Musik

MusikWoche-Dossier: Marktbericht Schweiz

Die Musikbranche der Schweiz schloss das Jahr 2005 mit einem Umsatzminus von drei Prozent ab. Manche Marktbeobachter hatten mit größeren Einbußen gerechnet. Neben einzelnen Erfolgen heimischer Acts stehen derzeit in der Schweiz vor allem Fragen zum Digitalgeschäft, zur Medienlandschaft und zum Urheberrecht auf der Tagesordnung.
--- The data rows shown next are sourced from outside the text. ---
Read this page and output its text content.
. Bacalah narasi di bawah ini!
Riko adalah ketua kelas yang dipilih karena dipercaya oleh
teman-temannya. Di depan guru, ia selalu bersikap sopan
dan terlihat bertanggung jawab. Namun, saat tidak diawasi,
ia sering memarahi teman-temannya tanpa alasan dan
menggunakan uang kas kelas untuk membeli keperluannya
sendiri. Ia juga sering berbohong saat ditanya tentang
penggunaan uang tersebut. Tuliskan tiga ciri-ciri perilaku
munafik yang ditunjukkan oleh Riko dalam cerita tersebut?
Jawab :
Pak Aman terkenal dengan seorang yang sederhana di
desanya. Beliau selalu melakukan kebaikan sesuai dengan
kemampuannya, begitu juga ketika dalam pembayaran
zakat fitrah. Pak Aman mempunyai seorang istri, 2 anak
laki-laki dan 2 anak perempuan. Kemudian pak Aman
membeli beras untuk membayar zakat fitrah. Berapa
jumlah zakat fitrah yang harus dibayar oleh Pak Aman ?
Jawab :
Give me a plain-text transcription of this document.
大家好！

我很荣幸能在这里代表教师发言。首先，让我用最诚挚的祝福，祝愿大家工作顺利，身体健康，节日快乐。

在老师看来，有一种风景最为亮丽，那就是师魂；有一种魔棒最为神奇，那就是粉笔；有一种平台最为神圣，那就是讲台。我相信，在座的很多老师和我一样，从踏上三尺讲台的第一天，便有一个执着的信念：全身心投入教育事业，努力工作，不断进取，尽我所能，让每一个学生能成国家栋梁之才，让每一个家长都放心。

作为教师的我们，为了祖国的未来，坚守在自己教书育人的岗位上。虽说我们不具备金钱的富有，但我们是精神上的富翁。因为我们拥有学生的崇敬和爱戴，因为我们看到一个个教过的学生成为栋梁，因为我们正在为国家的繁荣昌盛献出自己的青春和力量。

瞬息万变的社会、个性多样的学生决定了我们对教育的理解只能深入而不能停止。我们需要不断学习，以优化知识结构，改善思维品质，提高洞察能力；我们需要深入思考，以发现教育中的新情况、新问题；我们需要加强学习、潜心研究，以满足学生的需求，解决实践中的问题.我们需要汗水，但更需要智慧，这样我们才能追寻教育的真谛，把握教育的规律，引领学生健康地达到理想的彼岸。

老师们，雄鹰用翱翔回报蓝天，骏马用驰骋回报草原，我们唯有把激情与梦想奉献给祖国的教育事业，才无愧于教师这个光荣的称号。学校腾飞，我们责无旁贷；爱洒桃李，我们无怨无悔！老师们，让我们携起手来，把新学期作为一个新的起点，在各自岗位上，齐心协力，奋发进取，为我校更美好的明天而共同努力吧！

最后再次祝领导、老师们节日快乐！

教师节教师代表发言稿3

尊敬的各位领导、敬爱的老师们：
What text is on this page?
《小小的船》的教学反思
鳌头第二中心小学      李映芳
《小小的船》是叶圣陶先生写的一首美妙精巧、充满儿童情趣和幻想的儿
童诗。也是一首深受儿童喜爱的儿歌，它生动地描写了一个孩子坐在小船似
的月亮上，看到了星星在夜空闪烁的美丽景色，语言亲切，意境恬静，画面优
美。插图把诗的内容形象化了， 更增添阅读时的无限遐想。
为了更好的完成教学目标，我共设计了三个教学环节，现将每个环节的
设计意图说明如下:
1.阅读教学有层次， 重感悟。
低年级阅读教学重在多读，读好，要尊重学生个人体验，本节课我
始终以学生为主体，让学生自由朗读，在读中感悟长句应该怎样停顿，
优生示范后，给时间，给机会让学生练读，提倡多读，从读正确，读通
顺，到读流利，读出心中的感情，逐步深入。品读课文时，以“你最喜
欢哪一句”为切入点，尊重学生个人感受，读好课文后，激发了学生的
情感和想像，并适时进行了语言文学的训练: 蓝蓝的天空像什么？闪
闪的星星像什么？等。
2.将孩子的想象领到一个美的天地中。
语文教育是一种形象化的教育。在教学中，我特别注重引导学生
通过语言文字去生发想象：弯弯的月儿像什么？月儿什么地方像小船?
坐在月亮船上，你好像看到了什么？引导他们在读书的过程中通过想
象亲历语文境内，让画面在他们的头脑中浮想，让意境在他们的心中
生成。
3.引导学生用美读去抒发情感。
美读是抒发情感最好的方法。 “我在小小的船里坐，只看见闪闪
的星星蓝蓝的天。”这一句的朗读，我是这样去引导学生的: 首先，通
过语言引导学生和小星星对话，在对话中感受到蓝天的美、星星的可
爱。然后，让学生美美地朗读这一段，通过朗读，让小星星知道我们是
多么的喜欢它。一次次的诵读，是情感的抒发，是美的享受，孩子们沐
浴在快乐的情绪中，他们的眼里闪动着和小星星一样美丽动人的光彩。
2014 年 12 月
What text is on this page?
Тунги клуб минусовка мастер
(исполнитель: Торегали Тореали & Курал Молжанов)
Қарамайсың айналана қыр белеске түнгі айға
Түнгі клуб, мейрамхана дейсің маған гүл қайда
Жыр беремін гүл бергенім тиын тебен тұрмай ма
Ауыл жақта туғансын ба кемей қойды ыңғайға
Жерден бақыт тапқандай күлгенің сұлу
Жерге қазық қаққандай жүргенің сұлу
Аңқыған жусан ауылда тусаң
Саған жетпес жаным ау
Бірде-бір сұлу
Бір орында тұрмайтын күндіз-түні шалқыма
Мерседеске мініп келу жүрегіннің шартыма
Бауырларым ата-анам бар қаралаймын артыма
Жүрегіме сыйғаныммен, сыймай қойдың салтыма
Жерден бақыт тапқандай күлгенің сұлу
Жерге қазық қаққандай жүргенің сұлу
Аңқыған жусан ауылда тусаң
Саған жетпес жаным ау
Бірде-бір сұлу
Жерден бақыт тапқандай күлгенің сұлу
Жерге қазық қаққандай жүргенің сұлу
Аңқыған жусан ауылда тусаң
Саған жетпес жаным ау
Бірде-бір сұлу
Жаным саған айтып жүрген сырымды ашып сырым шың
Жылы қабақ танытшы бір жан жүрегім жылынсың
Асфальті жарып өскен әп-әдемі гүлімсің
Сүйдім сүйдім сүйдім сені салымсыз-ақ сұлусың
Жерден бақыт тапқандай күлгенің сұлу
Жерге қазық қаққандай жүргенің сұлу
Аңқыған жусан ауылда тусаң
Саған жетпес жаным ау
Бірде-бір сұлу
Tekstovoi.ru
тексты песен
Der Umsatz der schweizerischen IFPI-Mitglieder belief sich im Jahr 2005 nach Handelsabgabepreisen auf 224 Mio. Franken oder umgerechnet gut 143 Mio Euro. 2004 waren es noch 231 Mio. Franken oder fast 148 Mio. Euro. Das bedeutet einen Rückgang von drei Prozent. Nur, wie manch Branchenkenner meint: „Persönlich habe ich mit einer schlimmen Talfahrt gerechnet, konkret mit einem Rückgang von ungefähr zehn Prozent“, sagt Marco Zanotta. Nach 30 Jahren im Geschäft gilt Zanotta, bis Ende 2004 Geschäftsführer von BMG Schweiz und bis Mai 2005 auch Präsident der IFPI-Landesgruppe, inzwischen als neutraler Beobachter der Branche: „Drei Prozent Rückgang sind unter den gegenwärtigen Vorzeichen eigentlich gute Nachrichten. Ich hoffe, dass damit die Talsohle erreicht ist.“ Zanotta weist jedoch darauf hin, dass in den vergangenen Jahren in der Schweiz „alles an Best-Of-Alben erschienen ist, was irgendwie zu vermarkten war. Ich hoffe, dass nun auch etwas Neues folgt.“ Insgesamt verkauften die der IFPI angeschlossenen Firmen im vergangenen Jahr 13,6 Mio. CDs. 2004 waren es noch 16,4 Mio. Dieser Rückgang erklärt sich auch damit, dass die IFPI – wie international längst üblich – Mehrfach-CDs nun als ein Stück in die Statistik aufnimmt, also nun so genannte Packages anstelle von Units zählt. Ebenfalls neu an der Bilanz 2005 ist, dass die IFPI erstmals auch digitale Downloads mit einem Marktvolumen von 1,22 Mio. Exemplaren sowie 500.000 legale Downloads via Handy und 700.000 verkaufte DVD-Audios mit erfasst. So seien die Zahlen für 2004 und 2005 „nicht absolut vergleichbar“, wie es bei der IFPI heist. Branchenbeobachter errechnen für den schweizerischen Gesamtmarkt – die IFPI-Mitglieder repräsentieren rund 90 Prozent – für 2005 ein geschätztes Marktvolumen nach Verbraucherpreisen von 335 Mio. Franken oder 214,5 Mio. Euro.